彼は耳がいいので、どこにいても自分を見つけてくれるのだ。
しかし、何も起こらない。
ずっとそのまま、何も起こらなかった。
そして何故かエピンは、その後ずっと別の涙を流していた。
──────数日後。
エピンとメイは、ようやく彼女の息子に会えることになる。
何故か、数日の間だけ行方不明届けが出されていたらしい。
通りで見つからないはずだ。
「ちゃんとその子にナンシーさんのこというんスよ?」
「……………………」
「靴屋さんは二重の意味で心配ッスね。」
エピンとメイは、彼女の息子のいる部屋の前につく。
そして、ドアを開けた。
彼女が送った、息子への最後のプレゼントを持って。
そこは、病室らしき場所だった。
一人の男の子が、布団をかけられて座っている。
部屋に入って彼女の息子を見た瞬間、エピンの顔が青ざめた。
「ママの知り合いって、お兄さん達?」
「そう、俺達ッス…………って、靴屋さん?…………自分で言いたいんでしょ。

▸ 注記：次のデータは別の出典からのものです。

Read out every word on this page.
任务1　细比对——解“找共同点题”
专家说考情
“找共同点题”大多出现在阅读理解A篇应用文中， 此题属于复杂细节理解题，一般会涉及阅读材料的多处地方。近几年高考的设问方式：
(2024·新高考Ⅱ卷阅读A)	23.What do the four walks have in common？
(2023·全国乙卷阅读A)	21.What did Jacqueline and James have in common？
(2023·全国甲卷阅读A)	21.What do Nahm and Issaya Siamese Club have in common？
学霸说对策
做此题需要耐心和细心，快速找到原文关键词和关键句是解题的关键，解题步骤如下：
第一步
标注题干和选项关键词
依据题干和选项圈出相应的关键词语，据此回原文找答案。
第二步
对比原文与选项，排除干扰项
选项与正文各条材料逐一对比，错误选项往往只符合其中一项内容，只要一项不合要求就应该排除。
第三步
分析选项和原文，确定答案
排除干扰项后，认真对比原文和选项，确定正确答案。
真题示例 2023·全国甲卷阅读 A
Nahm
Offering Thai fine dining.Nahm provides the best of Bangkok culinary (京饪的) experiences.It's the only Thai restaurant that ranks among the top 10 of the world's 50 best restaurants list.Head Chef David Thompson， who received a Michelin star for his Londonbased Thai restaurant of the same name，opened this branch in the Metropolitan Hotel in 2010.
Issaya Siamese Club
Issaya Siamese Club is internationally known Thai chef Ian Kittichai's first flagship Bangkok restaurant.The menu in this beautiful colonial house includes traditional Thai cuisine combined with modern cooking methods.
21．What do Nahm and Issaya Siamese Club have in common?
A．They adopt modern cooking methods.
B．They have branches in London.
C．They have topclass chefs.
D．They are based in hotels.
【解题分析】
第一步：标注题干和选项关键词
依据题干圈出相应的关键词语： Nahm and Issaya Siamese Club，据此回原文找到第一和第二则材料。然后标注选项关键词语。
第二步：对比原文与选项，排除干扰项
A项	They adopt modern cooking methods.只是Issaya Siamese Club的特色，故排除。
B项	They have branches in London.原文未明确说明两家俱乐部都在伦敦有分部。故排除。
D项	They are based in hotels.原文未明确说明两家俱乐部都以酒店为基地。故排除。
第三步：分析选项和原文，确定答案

」
エピンの体は震えている。
その上、顔色も悪い。
そんな彼をみて、メイは呆れた。
「全く…………話せないなら通訳しますけど。」
【布団の下を見せてくれるよう頼んでくれないか】
「あ、布団の下を見せてくださいッス。」
「布団の下?…………ちょっと、嫌かな。」
「あっ……………」
メイは、やっと靴屋が震えていた理由を理解する。
布団の膨らみが片寄っているベッド。
そしてベッドの横の机に積まれている札束。